The maintenance reform law is pushed ahead with some improvements compared to the attempts of previous years
The 10th year of the debate on reform of the alimony bill could prove enticing if the first hearing before the Senate Tax Policy Committee is any indication.
The legislation (SB1416) Republican Sen. Joe Gruters of Sarasota advances and wins approval on its first committee stop. This time, unlike legislation to end permanent alimony, which has been vetoed three times, the bill would not adversely affect existing alimony agreements, Gruters said.
“This is not retroactive at all,” Gruters said. “If you have an unchangeable agreement, you can’t go back and change the agreement now.”
In years past, committee hearings have featured a parade of divorcees tearfully recounting demands for what they gave up for other assets to receive alimony.
governor Ron DeSantis vetoed last year’s legislation that would have upended agreements reached in previous years.
Gruters said this year’s bill was the result of extensive work with everyone involved in the debate. However, the 23-page bill proposes a procedure for ex-spouses who pay alimony to change an existing agreement if they want to retire.

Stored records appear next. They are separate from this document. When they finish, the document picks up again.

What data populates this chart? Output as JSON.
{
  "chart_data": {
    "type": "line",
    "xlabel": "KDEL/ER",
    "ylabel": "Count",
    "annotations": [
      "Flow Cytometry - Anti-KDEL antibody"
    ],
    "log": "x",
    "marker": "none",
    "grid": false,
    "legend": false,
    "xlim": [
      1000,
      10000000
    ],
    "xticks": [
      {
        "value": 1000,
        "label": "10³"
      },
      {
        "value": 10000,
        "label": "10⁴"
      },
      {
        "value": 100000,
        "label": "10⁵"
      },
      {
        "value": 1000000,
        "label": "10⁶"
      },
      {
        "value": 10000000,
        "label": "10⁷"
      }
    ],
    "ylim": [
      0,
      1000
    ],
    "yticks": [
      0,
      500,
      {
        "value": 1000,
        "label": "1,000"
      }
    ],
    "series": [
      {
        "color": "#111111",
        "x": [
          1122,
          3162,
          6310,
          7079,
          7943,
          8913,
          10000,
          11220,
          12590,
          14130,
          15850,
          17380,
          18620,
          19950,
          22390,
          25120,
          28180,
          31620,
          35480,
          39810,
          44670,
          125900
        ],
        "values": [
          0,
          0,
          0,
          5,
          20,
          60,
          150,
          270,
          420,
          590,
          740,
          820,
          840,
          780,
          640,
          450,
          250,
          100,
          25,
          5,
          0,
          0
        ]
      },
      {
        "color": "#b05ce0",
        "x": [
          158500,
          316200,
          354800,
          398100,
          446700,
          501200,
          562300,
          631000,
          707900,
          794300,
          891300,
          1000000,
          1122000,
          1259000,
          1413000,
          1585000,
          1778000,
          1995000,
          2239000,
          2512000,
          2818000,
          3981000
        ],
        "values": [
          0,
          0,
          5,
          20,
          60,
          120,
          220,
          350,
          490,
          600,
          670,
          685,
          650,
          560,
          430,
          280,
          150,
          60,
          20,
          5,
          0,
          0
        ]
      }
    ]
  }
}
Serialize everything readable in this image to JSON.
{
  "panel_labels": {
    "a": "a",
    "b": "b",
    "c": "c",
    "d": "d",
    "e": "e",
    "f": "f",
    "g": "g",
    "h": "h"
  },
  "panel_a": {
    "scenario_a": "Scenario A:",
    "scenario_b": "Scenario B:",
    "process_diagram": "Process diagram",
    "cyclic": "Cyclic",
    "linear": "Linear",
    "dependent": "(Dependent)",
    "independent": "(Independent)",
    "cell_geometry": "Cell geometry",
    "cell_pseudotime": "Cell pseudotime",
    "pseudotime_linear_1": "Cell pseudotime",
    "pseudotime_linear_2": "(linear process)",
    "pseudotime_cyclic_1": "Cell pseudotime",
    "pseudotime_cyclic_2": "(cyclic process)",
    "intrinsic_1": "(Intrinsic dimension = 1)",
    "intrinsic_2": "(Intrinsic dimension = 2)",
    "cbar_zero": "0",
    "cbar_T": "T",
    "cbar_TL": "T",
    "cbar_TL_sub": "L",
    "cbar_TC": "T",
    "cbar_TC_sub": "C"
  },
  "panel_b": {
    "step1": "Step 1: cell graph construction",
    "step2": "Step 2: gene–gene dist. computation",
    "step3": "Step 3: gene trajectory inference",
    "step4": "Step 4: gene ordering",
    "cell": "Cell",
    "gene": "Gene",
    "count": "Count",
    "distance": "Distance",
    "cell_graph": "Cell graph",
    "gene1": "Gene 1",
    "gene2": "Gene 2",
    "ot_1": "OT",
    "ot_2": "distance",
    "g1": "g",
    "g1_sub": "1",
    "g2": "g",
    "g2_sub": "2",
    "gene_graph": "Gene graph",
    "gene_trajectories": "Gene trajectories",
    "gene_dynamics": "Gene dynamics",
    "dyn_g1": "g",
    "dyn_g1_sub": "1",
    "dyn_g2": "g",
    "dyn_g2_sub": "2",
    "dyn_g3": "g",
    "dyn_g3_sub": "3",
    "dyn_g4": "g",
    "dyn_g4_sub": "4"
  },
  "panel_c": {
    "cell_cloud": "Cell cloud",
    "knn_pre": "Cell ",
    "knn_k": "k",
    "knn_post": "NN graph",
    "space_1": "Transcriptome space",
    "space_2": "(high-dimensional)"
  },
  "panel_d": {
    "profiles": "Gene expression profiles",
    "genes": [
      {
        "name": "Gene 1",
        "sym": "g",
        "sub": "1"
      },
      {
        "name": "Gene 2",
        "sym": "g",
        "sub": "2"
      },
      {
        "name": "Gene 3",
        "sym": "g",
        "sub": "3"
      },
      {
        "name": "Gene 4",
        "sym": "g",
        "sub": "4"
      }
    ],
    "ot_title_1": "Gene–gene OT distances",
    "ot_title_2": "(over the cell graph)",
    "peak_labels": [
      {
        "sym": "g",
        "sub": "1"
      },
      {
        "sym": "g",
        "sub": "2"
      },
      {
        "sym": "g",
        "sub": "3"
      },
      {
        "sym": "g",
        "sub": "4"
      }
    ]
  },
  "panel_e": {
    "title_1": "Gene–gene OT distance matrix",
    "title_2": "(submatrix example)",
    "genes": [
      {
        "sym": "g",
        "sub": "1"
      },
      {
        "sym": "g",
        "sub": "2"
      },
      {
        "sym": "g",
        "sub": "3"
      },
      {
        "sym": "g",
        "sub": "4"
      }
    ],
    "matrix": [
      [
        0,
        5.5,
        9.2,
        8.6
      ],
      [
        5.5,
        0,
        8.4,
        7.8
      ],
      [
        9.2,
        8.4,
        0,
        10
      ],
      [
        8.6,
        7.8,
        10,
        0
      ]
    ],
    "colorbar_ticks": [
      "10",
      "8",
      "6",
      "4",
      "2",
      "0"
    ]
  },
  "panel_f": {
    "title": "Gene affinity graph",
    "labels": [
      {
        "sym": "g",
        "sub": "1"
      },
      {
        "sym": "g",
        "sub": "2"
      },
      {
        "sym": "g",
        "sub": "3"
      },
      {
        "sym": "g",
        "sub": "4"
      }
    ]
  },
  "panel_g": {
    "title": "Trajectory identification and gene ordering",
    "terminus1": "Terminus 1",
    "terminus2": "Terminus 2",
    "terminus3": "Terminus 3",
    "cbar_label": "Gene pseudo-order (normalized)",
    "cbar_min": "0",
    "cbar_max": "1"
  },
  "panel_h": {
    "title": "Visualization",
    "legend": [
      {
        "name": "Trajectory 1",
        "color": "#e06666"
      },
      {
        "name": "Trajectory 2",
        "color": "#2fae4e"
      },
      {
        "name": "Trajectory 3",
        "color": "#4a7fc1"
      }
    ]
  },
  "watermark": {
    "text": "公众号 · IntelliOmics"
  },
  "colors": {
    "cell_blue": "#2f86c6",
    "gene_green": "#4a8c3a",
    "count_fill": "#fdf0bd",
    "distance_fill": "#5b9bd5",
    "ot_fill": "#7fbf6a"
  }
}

In the past, the issue has led to dramatically divided voices. It passed 74-42 in the House of Representatives last year. Last year, the Florida Bar’s Family Law Section opposed the bill, but this year it’s on board.
Andrea Reida lawyer with the Florida Bar Family Law DepartmentShe said she had fought the measure for the past few years, but now she’s saying “thank you.”
“This law is not unconstitutionally retroactive,” Reid said. “I think there is some confusion about the retrospective application of this bill because actually, yes, there are provisions in this bill that will apply to cases that are currently in existence. But… we haven’t reinvented the wheel here.”
Republican Sen. Clay Yarborough and Democratic Sen. Lori Berman of Delray Beach, both voted against the bill’s progress.
Republican representatives. John Temple And Alex Andrade submitted an identical invoice (HB1409) March 3, but a committee hearing has yet to take place.